Professor of Physical Education, Vincent Ikhariale, says, “Though the pressure to improve test scores may often mean more instructional time for classroom subjects, with less time for physical activity; yet, there are strong evidence showing a significant positive relationship between physical activity and academic performance.”
He advises that being more physically active is positively related to improved academic performance in children; noting that exercise may help cognition by increasing blood and oxygen flow to the brain, decrease stress and improve mood; and overall increase growth factors.
Ditch junk foods
Healthy eating is still very much in vogue, hence scientists’ warning that foods high in sugar and saturated fats will not only make your child sick and obese, they can actually lower your child’s IQ!
In a study published in the Journal of Epidemiological Community Health, researchers tracked the eating habits of 4,000 children from age three and tested their intelligence at age eight-and-a-half.
The scientists, led by Dr. Kate Northstone of the Department of Social Medicine, University of Bristol, United Kingdom, discovered that children who ate the most processed foods, with a lot of convenience food, fat and sugar, had IQ scores 1.67 points lower than their counterparts whose diets included more fruits, vegetables, fish and pasta.
So, make it a habit from now on to fill your child’s lunch box with nutritive foods such as fruits and other whole foods.
Expose him to Omega-3
A new report published in Perspectives on Psychological Science claims that supplementing children’s diets with fish oil, enrolling them in quality preschool, and engaging them in interactive reading are effective ways of raising a young child’s intelligence.
Scientists, led by John Protzko, a doctoral student at the New York University Steinhardt School of Culture, Education, and Human Development, conclude that certain dietary and environmental interventions can be effective in raising children’s IQ.
Protzko says supplementing pregnant women and newborns with long-chain polyunsaturated fatty acids, foods rich in Omega-3, were found to boost children’s IQ by more than 3.5 points. Consultant nutritionist, Dr. Simeon Oladimeji, says, “These essential fatty acids may help raise intelligence by providing the building blocks for nerve cell development that the body cannot produce on its own.”
Encourage interactive reading
Associate Professor of Guidance and Counselling, Mopelola Omoegun, advises that by encouraging a child to read, it improves his intelligence. Technically called “interactive reading,” the university teacher says engaging children in this pastime can boost their intelligent quotient.
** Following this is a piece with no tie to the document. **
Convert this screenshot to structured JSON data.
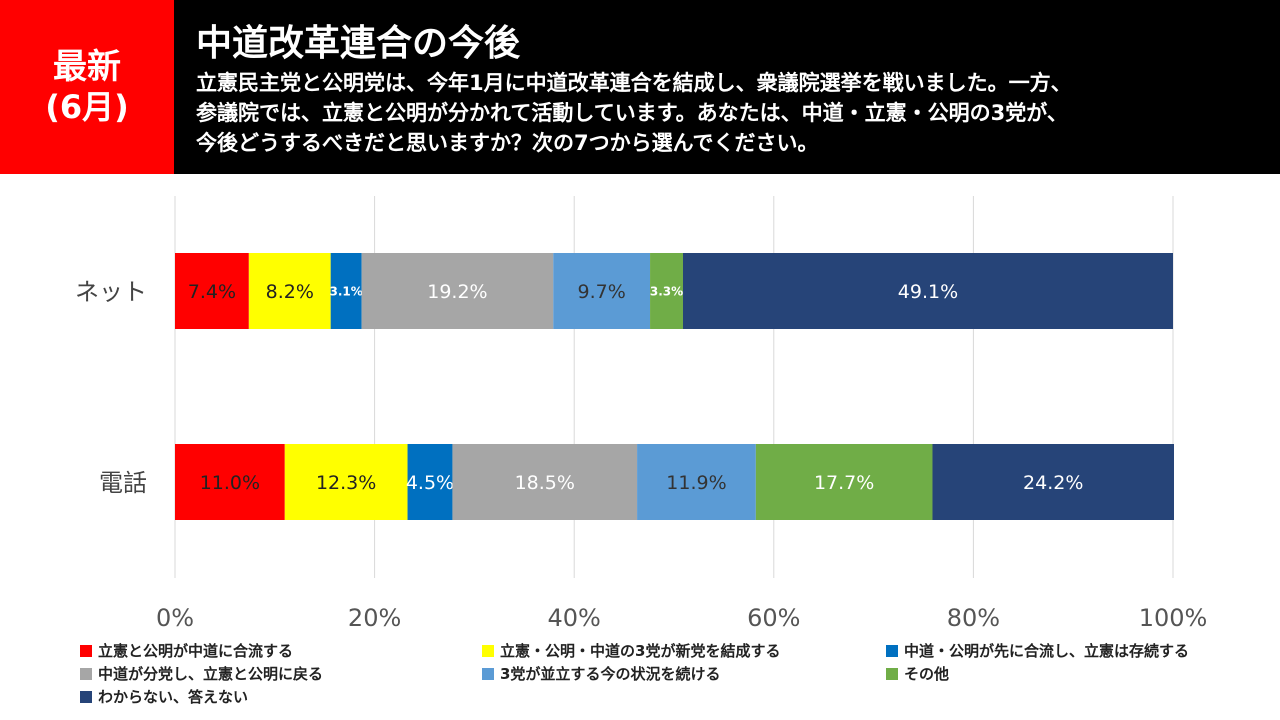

So, instead of telling your child to read silently instead of reading aloud, those who should know better advise that you let him “disturb” you with his loud reading!
Many parents hurry out of the home without the least thought to the need to prepare breakfast for their growing babies. This is wrong, as researchers warn that children who start their days with a healthy breakfast are more focused, better prepared for the day’s challenges and ultimately get higher grades and test scores.
A study conducted by scientists at Harvard Medical School and Massachusetts General Hospital reveals that when children have daily access to a breakfast that provides them with 25 per cent of the nutrients they need in a day, their test scores are likely to improve significantly, while level of tardiness will fall dramatically.
These days, many schools employ music teachers to teach the subject. Whether or not the school owners know the implications of this for IQ development, researchers at the University of Toronto say music lessons boost brain power among children ages six to 11 years old.
Led by Glenn Schellenberg, the scientists opine that “correlational and quasi-experimental studies reveal that music lessons have positive associations with verbal memory.”
In layman’s language, what this translates into is that music lessons positively impact some aspects of development – that is intellectual functioning.